Grande plano de uma bancada de cozinha, com diversas especiarias e alimentos, em segundo plano a imagem de uma mulher

No efervescente contexto intelectual do século XVIII, enquanto a Europa vivia a revolução das ideias que caracterizou o Iluminismo, uma transformação silenciosa ocorria nas cozinhas aristocráticas francesas. Os chefs, tradicionalmente vistos como meros artesãos, começaram a apresentar-se como praticantes de uma ciência sofisticada, comparando explicitamente os seus métodos aos dos químicos que ganhavam prestígio nos círculos académicos da época. Esta nova abordagem à culinária não representava apenas uma mudança técnica, mas uma profunda reorientação cultural que elevou o estatuto social dos cozinheiros e redefiniu a gastronomia como um campo digno de investigação sistemática e rigorosa.

No século XVIII, a cozinha aristocrática francesa transformou-se num verdadeiro laboratório experimental, onde os chefs aplicavam princípios científicos para criar e aperfeiçoar os seus pratos. Esta metamorfose não aconteceu por acaso, mas como parte de um movimento mais amplo que valorizava a razão, a experimentação e o conhecimento empírico. Como poderia a culinária permanecer imune a esta revolução intelectual? A resposta é simples: não podia, e não permaneceu.

Um dos exemplos mais significativos desta nova abordagem encontra-se na obra Les Dons de Comus (As Dádivas de Comus), publicada em 1739. A introdução deste influente livro de culinária, escrita por dois padres jesuítas, afirmava explicitamente que a nova cozinha era nutritiva e facilmente digerível, podendo até prevenir a gota e cálculos renais. O autor, François Marin, preferia animais e vegetais no ponto ideal de maturação, animais pequenos em vez de grandes, e aqueles que eram secos em vez de oleosos ou gordurosos. Defendia alimentos retirados do seu ambiente natural, em oposição a animais artificialmente engordados em gaiolas e estábulos, ou vegetais cultivados em estufas. Significativamente, Marin comparava a cozinha à química, estabelecendo uma ligação direta entre estas duas áreas de conhecimento.

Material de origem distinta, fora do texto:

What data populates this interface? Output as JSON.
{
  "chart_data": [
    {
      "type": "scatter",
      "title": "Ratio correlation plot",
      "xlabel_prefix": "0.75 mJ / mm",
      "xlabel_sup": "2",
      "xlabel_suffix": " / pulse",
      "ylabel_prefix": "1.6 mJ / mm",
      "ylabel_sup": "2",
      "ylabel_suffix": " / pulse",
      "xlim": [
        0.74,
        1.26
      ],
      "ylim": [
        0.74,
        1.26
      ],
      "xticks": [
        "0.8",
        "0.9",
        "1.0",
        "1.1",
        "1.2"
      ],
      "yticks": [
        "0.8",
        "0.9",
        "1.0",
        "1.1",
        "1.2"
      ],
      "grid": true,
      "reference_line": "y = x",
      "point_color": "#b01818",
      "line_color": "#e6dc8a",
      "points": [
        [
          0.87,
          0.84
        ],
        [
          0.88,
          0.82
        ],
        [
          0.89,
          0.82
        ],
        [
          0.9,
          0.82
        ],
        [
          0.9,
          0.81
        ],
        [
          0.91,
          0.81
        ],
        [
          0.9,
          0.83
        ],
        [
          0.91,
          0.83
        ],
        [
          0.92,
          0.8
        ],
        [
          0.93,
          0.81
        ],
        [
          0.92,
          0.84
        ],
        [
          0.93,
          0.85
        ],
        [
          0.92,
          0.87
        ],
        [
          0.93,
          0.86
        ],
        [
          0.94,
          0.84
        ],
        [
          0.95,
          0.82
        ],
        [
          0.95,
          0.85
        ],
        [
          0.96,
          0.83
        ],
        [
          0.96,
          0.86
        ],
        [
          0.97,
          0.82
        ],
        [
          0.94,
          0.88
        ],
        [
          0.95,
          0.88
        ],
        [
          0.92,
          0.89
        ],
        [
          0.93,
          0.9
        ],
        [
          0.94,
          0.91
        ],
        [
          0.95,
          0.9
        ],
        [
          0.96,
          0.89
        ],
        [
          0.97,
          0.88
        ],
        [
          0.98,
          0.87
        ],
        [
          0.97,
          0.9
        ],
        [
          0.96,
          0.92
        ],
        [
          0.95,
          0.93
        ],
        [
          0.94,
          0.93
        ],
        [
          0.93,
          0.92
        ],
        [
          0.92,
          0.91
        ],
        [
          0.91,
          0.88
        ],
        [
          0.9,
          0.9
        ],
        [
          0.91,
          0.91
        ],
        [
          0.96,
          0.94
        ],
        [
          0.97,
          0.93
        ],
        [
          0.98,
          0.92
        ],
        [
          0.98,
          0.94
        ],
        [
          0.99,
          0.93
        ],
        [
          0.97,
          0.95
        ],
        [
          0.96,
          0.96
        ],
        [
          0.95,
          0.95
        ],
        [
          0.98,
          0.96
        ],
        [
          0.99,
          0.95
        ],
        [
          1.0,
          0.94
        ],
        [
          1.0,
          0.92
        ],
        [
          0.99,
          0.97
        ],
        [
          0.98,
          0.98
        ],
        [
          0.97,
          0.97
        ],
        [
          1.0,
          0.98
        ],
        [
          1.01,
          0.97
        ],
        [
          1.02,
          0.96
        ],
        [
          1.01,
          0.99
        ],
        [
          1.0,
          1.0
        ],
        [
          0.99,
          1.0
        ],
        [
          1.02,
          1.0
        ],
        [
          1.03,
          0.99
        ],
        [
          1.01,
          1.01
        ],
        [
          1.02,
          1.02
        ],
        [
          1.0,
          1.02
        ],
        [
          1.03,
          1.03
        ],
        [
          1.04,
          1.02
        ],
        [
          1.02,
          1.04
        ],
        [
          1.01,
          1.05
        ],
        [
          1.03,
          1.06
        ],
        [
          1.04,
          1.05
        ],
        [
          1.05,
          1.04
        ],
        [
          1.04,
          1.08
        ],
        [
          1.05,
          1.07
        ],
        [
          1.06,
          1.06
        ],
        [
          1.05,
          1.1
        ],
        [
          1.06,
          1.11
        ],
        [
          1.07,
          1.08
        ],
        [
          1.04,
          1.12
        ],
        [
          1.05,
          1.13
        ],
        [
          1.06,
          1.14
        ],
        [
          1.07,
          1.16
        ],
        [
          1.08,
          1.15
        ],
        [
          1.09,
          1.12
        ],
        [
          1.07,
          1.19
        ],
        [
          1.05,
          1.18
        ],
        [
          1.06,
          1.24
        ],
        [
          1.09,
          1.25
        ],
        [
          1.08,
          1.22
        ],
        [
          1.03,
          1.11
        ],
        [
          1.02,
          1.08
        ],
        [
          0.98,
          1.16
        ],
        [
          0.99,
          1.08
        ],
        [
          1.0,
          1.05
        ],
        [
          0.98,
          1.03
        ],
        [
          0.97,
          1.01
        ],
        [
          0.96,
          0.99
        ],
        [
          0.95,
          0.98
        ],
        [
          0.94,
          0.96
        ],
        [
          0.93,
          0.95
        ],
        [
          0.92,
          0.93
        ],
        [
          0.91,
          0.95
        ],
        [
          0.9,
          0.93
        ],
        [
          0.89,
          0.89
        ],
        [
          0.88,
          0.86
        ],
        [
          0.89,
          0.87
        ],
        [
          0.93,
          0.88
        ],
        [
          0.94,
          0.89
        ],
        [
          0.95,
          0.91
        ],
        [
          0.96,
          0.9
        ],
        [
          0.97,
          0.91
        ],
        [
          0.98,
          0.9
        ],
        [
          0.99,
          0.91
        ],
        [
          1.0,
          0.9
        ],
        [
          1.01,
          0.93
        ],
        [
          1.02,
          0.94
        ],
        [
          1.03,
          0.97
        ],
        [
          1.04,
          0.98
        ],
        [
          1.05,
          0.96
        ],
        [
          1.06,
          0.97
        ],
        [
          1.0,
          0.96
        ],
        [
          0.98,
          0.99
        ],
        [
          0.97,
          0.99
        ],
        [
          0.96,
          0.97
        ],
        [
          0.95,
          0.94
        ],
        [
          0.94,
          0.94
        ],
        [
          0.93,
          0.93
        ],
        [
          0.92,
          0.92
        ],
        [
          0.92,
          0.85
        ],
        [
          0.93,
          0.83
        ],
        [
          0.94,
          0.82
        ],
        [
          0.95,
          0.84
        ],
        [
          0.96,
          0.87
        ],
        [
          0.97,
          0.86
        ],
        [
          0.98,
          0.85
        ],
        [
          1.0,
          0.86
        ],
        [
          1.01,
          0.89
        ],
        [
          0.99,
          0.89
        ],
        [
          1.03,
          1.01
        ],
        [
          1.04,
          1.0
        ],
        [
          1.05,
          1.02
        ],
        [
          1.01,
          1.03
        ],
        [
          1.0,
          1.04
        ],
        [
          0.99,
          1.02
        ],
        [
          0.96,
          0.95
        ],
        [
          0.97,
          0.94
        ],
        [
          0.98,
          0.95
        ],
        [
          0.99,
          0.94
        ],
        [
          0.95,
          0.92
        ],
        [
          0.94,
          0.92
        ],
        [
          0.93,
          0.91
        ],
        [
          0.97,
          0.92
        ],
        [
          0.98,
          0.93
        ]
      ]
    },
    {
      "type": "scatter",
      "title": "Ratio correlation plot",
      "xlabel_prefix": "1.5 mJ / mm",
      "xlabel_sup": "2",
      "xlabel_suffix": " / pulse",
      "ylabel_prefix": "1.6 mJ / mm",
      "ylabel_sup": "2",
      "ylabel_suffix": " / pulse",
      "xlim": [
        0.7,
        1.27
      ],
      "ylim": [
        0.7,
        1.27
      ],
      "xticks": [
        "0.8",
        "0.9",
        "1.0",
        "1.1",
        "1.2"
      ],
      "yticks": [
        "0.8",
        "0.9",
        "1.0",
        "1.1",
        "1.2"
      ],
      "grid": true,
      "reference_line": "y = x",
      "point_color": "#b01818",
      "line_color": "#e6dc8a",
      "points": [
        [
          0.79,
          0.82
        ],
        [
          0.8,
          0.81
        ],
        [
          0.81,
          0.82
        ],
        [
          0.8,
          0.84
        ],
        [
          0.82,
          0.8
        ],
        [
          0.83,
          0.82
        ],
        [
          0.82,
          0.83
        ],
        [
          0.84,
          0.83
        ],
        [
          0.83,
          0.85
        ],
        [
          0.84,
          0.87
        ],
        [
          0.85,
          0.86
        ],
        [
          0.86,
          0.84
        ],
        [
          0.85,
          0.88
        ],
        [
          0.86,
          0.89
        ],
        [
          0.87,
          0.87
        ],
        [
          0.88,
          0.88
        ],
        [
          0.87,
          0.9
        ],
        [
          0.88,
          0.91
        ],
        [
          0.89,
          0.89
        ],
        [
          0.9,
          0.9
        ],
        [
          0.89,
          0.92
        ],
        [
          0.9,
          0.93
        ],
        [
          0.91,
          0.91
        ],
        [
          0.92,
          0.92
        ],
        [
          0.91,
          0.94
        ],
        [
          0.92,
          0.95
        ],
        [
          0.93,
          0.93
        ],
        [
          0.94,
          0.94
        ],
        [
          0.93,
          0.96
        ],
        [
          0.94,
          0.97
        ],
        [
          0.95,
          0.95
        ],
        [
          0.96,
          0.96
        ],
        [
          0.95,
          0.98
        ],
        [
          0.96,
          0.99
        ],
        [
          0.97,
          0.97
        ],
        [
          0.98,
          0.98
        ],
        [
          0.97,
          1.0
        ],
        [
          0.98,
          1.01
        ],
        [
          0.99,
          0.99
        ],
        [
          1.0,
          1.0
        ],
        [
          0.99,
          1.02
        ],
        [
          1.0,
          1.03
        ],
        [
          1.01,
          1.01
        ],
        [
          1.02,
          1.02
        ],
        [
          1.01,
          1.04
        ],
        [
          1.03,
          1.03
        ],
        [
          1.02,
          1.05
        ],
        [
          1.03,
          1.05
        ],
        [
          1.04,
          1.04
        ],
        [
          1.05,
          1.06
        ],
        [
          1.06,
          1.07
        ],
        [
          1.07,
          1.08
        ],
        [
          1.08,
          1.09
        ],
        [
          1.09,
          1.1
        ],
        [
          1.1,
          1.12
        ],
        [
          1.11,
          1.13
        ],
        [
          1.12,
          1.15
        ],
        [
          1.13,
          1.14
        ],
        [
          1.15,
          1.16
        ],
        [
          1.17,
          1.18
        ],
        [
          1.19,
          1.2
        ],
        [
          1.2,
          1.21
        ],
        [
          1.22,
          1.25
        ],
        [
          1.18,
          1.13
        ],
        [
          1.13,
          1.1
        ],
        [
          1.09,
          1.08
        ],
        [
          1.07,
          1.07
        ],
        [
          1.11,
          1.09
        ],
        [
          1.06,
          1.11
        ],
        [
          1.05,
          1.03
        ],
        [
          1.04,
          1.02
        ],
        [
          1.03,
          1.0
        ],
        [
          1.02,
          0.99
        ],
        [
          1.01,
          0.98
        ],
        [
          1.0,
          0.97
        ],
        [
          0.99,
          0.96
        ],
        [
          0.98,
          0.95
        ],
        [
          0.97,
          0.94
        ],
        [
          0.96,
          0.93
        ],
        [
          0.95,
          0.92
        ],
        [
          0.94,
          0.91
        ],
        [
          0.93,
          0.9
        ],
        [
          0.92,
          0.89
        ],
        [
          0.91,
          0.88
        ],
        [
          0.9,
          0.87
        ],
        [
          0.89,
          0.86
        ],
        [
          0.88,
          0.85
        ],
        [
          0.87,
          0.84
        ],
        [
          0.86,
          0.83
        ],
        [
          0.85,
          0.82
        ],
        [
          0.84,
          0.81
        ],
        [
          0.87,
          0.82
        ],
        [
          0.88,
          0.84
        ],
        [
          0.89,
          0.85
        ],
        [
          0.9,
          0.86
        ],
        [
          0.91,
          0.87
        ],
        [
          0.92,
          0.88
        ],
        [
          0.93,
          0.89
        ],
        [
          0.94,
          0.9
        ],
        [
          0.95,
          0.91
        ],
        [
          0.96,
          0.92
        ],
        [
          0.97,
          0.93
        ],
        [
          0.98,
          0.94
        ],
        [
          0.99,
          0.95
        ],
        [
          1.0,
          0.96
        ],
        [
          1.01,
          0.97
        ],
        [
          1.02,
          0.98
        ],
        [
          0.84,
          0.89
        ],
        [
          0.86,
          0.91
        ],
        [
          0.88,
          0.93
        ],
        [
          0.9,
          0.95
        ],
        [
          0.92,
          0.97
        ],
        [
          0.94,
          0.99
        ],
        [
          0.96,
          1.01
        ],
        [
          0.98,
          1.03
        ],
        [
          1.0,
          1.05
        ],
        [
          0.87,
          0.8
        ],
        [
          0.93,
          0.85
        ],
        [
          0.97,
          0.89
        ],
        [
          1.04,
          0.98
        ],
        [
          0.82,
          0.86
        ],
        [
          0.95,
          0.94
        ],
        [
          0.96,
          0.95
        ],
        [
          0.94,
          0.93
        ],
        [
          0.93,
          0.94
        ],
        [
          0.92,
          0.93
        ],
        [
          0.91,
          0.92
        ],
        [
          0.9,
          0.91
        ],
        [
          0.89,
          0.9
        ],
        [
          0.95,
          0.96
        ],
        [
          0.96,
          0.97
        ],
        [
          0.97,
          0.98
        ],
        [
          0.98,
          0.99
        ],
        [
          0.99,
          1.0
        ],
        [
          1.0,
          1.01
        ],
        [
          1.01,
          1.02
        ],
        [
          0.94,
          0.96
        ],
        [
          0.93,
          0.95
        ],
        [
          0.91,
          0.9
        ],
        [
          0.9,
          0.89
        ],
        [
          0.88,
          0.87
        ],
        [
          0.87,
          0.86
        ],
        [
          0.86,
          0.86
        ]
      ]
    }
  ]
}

Esta analogia entre cozinha e química não era meramente retórica. Os chefs da época começaram a adotar uma abordagem verdadeiramente experimental, testando sistematicamente diferentes combinações de ingredientes, temperaturas e técnicas de cozedura. Registavam os seus resultados, refinavam os seus métodos e partilhavam os seus conhecimentos através de publicações cada vez mais detalhadas e precisas. A cozinha tornava-se, assim, um espaço de investigação científica, onde os princípios do método experimental eram aplicados à criação gastronómica.

A chamada nouvelle cuisine do século XVIII (não confundir com o movimento homónimo do século XX) representou uma revolução tanto metodológica quanto filosófica na arte culinária. Que princípios fundamentais caracterizavam esta nova abordagem? Essencialmente, tratava-se de uma rejeição dos excessos barrocos da cozinha tradicional em favor de uma simplicidade elegante que permitia aos ingredientes expressarem os seus sabores naturais.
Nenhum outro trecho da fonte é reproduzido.